Der Qurʼan bezieht sich an mehreren Stellen auf das Jahr als eine kalendarische Zeitspanne. Dafür gibt es verschiedene Begriffe wie „‘am“, „sana“ und „haul“. So bezeichnet „‘am“ den „Wechsel der Zeit/des Jahres, der mit seinen Perioden/Teilen kommt“. In Al-Baqara, 2, 259 findet sich ein Gleichnis von einem Mann, den „Allah hundert Jahre sterben ließ und dann wieder zum Leben erweckte“. Dieser Hinweis auf „hundert Jahre“ bezieht sich in der Tat auf einen Wendepunkt von hundert Jahren, auf den sich das Buch Allahs mit dem Wort „qarn“ bezieht.
Allah und die Zeit
Dem Qurʼan zufolge ist Zeit nichts, das Allah und die Menschen „äußerlich“ betrifft.
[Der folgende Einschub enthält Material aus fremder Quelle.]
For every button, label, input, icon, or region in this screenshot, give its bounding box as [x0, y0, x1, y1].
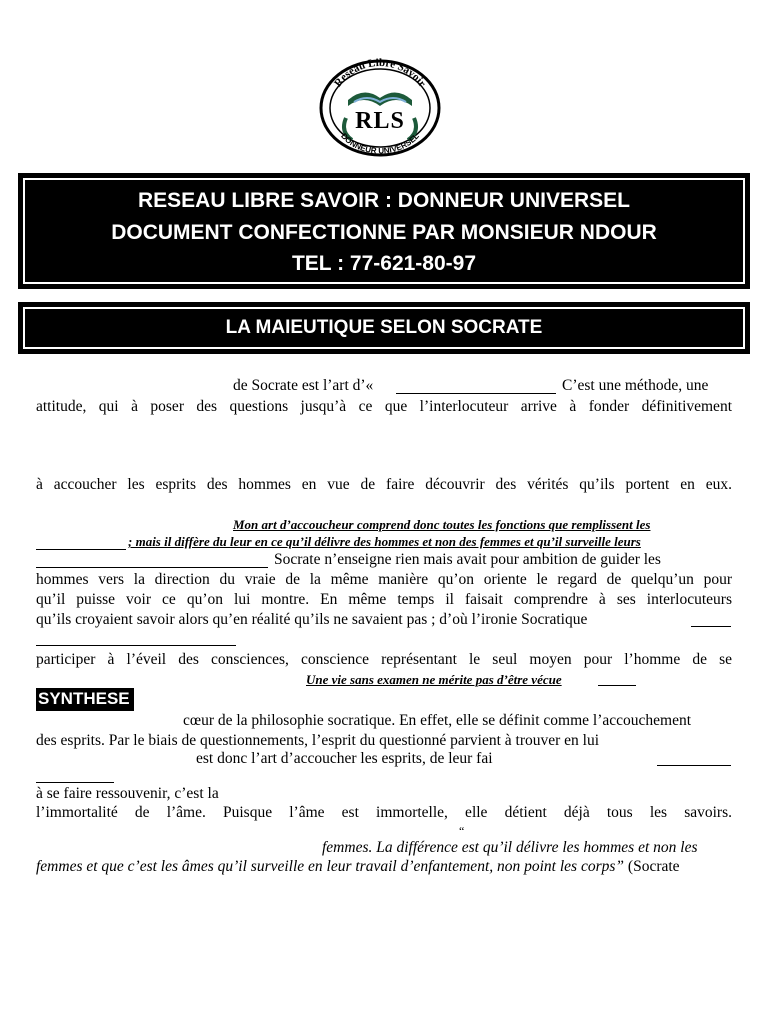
header-line-2: DOCUMENT CONFECTIONNE PAR MONSIEUR NDOUR	[111, 221, 657, 244]
quote-2: ; mais il diffère du leur en ce qu’il délivre des hommes et non des femmes et qu’il surveille leurs	[128, 534, 641, 549]
synthese-line-8-quote: femmes et que c’est les âmes qu’il surveille en leur travail d’enfantement, non point les corps”	[36, 858, 625, 875]
p1-line-1a: de Socrate est l’art d’«	[233, 377, 374, 394]
logo-letters: RLS	[355, 108, 405, 134]
p3-line-4: qu’ils croyaient savoir alors qu’en réalité qu’ils ne savaient pas ; d’où l’ironie Socratique	[36, 611, 588, 628]
synthese-line-1: cœur de la philosophie socratique. En effet, elle se définit comme l’accouchement	[183, 712, 692, 729]
p3-blank-3	[36, 645, 236, 646]
p1-blank-1	[396, 393, 556, 394]
logo-motto: DONNEUR UNIVERSEL	[339, 131, 421, 156]
synthese-line-2: des esprits. Par le biais de questionnements, l’esprit du questionné parvient à trouver en lui	[36, 732, 600, 749]
p2-line: à accoucher les esprits des hommes en vue de faire découvrir des vérités qu’ils portent en eux.	[36, 476, 732, 493]
p3-line-2: hommes vers la direction du vraie de la même manière qu’on oriente le regard de quelqu’un pour	[36, 571, 732, 588]
synthese-line-7: femmes. La différence est qu’il délivre les hommes et non les	[322, 839, 698, 856]
synthese-line-4: à se faire ressouvenir, c’est la	[36, 785, 219, 802]
title-banner	[18, 302, 750, 354]
quote-3-tail	[598, 685, 636, 686]
p3-blank-1	[36, 567, 268, 568]
rls-logo	[318, 56, 442, 158]
quote-3: Une vie sans examen ne mérite pas d’être vécue	[306, 672, 562, 687]
header-line-1: RESEAU LIBRE SAVOIR : DONNEUR UNIVERSEL	[138, 189, 630, 212]
header-line-3: TEL : 77-621-80-97	[291, 252, 477, 275]
p4-line: participer à l’éveil des consciences, conscience représentant le seul moyen pour l’homme de se	[36, 651, 732, 668]
p3-line-1: Socrate n’enseigne rien mais avait pour ambition de guider les	[274, 551, 661, 568]
synthese-blank-1	[657, 765, 731, 766]
synthese-line-8-source: (Socrate	[624, 858, 680, 875]
logo-arc-text: Reseau Libre Savoir	[332, 56, 429, 90]
page-title: LA MAIEUTIQUE SELON SOCRATE	[225, 317, 543, 338]
synthese-label: SYNTHESE	[36, 688, 134, 711]
p3-blank-2	[691, 626, 731, 627]
synthese-line-3: est donc l’art d’accoucher les esprits, de leur fai	[196, 750, 493, 767]
header-banner	[18, 173, 750, 289]
synthese-open-quote: “	[459, 824, 465, 838]
quote-blank	[36, 549, 126, 550]
quote-1: Mon art d’accoucheur comprend donc toutes les fonctions que remplissent les	[233, 517, 651, 532]
p1-line-1b: C’est une méthode, une	[562, 377, 709, 394]
p3-line-3: qu’il puisse voir ce qu’on lui montre. En même temps il faisait comprendre à ses interlocuteurs	[36, 591, 732, 608]
synthese-line-5: l’immortalité de l’âme. Puisque l’âme est immortelle, elle détient déjà tous les savoirs.	[36, 804, 732, 821]
synthese-blank-2	[36, 782, 114, 783]
synthese-line-8	[36, 857, 680, 876]
p1-line-2: attitude, qui à poser des questions jusqu’à ce que l’interlocuteur arrive à fonder définitivement	[36, 398, 732, 415]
So wie Er die Welten erschaffen hat, so hat Er sie erschaffen. Und so wie die Welten nicht in Konkurrenz zu Ihm stehen, so ist auch die Zeit nichts, was „Gott entgangen“ wäre. Die Offenbarung unterstützt keine „Subjekt-Objekt“-Beziehung zwischen Allah einerseits und der Welt und der Zeit andererseits. Nach dem Qur’an handeln (und existieren) beide nicht außerhalb des göttlichen Willens.
Dies wird deutlich in Allahs wunderbaren Worten über das Licht in An-Nur, Sure 24, 35. Hier wird das Glas zusammen mit dem Licht erwähnt. Die Botschaft des Qurʼan ist klar: So wie es in jedem Teil des Glases scheint, so ist Allah allgegenwärtig. Und eine weitere Botschaft lautet: Die Menschen sollen nicht Orte oder Zeiten verehren, sondern Ihn, der sie erschaffen hat!
Wie Ibn ʻArabi bemerkt, bedeutet dies, dass es eine „göttliche Gegenwart“ in der Schöpfung und im Dasein, in allen manifesten und verborgenen Welten gibt – gleichermaßen und gleichzeitig. Im Qurʼan wird darauf hingewiesen (vgl. Az-Zukhruf, Sure 43, 84), dass Allah allgegenwärtig ist („in den Himmeln und auf der Erde“). Er umfasst alles, aber nichts umfasst Ihn. Ibn ʻArabi sagt: „Gepriesen sei Er, den kein Augenblick von einem anderen ablenkt und den keine Sache von einer anderen abhält…“.